Après, Sur le liseré des commissures, Alexandre Rolla, écrivain, historien et critique d’art publie cette année A contre-jour, aux éditions la clé à molette.

Voir en ligne : http://lacleamolette.fr/ouvrage/a

Florence Andoka -Vos deux derniers ouvrages sont marqués, j’ai presque envie de dire hanté, par la présence de deux peintres : Gustave Courbet et Jean Messagier. Il y a également des poètes, dont Matthieu Messagier qui est omniprésent. Comment se tissent dans votre écriture les liens entre ces figures ? Est-ce une manière d’inscrire votre verbe dans une généalogie, une constellation, de faire marque d’identité ?

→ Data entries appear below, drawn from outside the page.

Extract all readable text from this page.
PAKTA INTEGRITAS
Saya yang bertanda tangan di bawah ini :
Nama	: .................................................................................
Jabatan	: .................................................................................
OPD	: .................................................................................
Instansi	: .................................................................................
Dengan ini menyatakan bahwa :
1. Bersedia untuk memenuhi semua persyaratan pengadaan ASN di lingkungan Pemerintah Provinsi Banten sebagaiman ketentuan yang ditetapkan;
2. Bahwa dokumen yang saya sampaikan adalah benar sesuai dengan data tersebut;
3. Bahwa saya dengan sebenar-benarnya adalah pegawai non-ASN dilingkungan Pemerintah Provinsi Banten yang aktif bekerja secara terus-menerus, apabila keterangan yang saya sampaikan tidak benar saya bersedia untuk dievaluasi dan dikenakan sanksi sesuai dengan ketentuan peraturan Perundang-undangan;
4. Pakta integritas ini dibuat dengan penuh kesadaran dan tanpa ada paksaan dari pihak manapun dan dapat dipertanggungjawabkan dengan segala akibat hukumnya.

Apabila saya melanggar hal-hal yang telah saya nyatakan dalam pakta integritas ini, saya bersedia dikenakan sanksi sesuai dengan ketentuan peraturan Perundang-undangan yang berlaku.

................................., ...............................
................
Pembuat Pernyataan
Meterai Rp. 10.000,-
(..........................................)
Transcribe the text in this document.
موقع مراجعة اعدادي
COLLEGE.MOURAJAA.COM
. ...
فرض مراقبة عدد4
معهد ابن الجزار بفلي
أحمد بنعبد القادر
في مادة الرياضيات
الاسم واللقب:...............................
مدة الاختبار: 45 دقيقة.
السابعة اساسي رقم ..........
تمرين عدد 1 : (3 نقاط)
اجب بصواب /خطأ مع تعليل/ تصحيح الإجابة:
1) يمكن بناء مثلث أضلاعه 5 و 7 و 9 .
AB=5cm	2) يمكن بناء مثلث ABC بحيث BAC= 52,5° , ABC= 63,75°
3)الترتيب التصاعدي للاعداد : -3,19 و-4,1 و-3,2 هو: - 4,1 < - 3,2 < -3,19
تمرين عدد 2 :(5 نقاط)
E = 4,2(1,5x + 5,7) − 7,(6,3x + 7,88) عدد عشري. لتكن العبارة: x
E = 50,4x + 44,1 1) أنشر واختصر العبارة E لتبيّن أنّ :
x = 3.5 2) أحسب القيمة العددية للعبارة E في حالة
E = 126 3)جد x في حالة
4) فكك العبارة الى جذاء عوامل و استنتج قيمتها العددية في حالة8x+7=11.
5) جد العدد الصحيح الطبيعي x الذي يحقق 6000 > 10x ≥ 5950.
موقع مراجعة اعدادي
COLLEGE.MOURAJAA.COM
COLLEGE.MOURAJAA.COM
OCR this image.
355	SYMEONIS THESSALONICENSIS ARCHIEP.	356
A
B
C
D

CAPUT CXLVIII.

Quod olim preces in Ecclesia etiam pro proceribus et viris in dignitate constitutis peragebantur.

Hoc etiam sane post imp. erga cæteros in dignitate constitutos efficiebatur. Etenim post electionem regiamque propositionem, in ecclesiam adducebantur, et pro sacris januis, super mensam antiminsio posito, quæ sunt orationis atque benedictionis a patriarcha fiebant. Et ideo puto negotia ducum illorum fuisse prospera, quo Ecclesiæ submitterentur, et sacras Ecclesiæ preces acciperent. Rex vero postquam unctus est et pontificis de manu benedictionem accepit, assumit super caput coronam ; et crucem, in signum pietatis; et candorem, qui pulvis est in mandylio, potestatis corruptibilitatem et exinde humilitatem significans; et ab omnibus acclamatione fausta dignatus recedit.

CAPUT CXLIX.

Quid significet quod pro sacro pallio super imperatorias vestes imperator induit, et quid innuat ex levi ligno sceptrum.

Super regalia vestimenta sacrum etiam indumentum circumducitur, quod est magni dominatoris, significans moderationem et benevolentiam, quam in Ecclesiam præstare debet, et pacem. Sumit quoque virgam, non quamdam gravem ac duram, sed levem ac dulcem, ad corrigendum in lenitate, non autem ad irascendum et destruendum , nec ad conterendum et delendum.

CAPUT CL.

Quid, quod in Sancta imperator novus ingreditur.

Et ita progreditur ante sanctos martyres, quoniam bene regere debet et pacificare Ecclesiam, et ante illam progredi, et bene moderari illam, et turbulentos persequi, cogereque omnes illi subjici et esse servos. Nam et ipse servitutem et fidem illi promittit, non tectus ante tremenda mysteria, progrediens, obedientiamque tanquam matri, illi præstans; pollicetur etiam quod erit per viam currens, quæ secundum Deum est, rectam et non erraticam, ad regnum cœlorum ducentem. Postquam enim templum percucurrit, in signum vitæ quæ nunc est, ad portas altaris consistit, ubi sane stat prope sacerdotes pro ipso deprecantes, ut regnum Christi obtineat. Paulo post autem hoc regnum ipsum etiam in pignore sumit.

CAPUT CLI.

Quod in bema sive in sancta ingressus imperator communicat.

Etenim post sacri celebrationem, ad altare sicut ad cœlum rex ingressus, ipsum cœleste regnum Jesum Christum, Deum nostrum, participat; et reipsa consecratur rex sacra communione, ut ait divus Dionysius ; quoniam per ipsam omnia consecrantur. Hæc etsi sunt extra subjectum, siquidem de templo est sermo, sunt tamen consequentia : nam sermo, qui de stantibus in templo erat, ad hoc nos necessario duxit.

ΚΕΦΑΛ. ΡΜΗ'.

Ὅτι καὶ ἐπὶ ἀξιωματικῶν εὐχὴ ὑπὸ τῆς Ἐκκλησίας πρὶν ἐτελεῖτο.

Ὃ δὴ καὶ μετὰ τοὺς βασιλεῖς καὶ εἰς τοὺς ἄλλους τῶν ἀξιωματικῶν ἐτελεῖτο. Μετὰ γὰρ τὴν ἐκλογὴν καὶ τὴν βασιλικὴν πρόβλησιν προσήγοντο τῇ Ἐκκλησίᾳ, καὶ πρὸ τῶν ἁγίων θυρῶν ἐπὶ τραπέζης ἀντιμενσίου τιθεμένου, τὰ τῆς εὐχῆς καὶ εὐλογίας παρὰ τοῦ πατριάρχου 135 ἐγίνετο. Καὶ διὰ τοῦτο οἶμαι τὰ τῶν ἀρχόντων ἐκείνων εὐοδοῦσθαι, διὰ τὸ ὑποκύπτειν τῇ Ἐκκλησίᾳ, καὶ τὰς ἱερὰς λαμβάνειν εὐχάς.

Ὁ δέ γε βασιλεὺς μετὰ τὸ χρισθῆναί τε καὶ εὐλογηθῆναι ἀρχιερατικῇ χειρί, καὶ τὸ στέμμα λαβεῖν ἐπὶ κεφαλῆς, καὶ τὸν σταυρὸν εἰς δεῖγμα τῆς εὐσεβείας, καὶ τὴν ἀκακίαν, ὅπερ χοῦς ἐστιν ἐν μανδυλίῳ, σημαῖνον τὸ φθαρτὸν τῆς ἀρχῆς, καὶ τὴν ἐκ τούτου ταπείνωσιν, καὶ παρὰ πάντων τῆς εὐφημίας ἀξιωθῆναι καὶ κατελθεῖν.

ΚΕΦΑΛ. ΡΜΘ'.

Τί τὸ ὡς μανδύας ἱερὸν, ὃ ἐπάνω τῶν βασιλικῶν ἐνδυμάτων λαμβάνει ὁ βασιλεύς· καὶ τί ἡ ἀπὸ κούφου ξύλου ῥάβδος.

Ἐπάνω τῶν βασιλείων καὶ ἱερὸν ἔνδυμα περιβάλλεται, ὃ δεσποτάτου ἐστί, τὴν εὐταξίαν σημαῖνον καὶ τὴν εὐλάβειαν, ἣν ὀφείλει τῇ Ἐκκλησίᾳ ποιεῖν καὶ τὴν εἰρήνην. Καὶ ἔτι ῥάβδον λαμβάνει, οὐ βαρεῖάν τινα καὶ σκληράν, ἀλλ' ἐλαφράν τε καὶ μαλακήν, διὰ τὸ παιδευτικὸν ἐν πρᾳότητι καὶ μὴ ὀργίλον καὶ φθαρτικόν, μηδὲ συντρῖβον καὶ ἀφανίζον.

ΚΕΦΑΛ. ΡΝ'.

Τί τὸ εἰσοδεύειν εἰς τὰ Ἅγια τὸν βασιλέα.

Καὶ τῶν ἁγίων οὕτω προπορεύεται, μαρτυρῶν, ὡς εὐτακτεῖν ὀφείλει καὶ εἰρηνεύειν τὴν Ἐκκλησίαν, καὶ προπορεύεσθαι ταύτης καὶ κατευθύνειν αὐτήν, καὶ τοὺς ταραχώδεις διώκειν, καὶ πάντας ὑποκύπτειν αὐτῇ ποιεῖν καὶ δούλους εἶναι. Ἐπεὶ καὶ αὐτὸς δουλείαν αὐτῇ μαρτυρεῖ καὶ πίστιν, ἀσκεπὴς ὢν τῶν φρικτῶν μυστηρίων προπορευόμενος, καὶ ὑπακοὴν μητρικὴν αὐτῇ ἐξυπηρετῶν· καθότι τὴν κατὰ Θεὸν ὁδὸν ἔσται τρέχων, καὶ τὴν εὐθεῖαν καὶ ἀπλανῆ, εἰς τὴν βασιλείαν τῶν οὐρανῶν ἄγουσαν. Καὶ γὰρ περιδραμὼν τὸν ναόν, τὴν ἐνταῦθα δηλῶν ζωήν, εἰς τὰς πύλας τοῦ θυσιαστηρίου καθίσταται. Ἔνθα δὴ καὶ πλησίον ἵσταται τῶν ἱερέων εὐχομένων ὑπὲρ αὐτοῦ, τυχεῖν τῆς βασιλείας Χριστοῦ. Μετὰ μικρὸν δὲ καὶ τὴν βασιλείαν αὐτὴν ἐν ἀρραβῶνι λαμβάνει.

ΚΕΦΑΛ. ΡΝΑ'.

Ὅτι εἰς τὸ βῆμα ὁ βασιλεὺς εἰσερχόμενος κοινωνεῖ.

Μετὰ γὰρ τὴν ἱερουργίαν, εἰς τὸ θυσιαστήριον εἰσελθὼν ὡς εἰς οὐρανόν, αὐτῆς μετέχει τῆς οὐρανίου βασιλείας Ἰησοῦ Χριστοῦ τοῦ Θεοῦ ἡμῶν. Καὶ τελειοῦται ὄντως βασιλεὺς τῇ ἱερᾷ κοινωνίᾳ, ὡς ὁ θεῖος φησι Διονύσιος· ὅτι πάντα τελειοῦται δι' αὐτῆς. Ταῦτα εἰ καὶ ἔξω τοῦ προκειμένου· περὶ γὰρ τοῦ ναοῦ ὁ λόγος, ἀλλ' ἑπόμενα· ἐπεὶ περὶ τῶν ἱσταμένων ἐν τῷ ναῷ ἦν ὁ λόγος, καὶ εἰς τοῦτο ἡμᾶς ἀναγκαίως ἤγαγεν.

Alexandre Rolla Je ne sais pas si je suis hanté par une ou plusieurs figures, mais pour reprendre votre terme, je pense que je suis hanté par la peinture, pas forcément par un peintre ou un autre, mais par la peinture en général, je crois qu’elle agit sur moi comme un filtre pour appréhender le monde. Quant aux artistes que vous évoquez, je ne sais pas si c’est véritablement conscient pour moi dans l’écriture, mais, il y a bien une forme de filiation. Il n’y a pas vraiment de rapport entre la peinture de Courbet et celle de Jean Messagier, il n’y a pas non plus vraiment de rapport entre mon écriture et celle de Matthieu Messagier, mais je sais, au plus profond de moi, même si je serais bien incapable de l’expliquer, que j’appartiens à cette famille, ou peut-être à ce qu’on pourrait appeler un terroir. Comme une sangle faite de l’écorce d’un arbre qui donne son goût à un fromage, il y a comme un goût ou une odeur commune dans toutes ces œuvres et ce goût, je le porte en moi quand j’écris, certainement. J’aime ce mot de constellation, car oui, vivants ou morts, pour moi, ils sont des astres, ils sont les étoiles qui brillent dans le ciel que je regarde, la nuit, avant d’aller dormir. Car, quel que soit l’endroit où l’on est sur la terre, c’est le même ciel et ce sont les mêmes étoiles qui nous accompagnent et nous guident.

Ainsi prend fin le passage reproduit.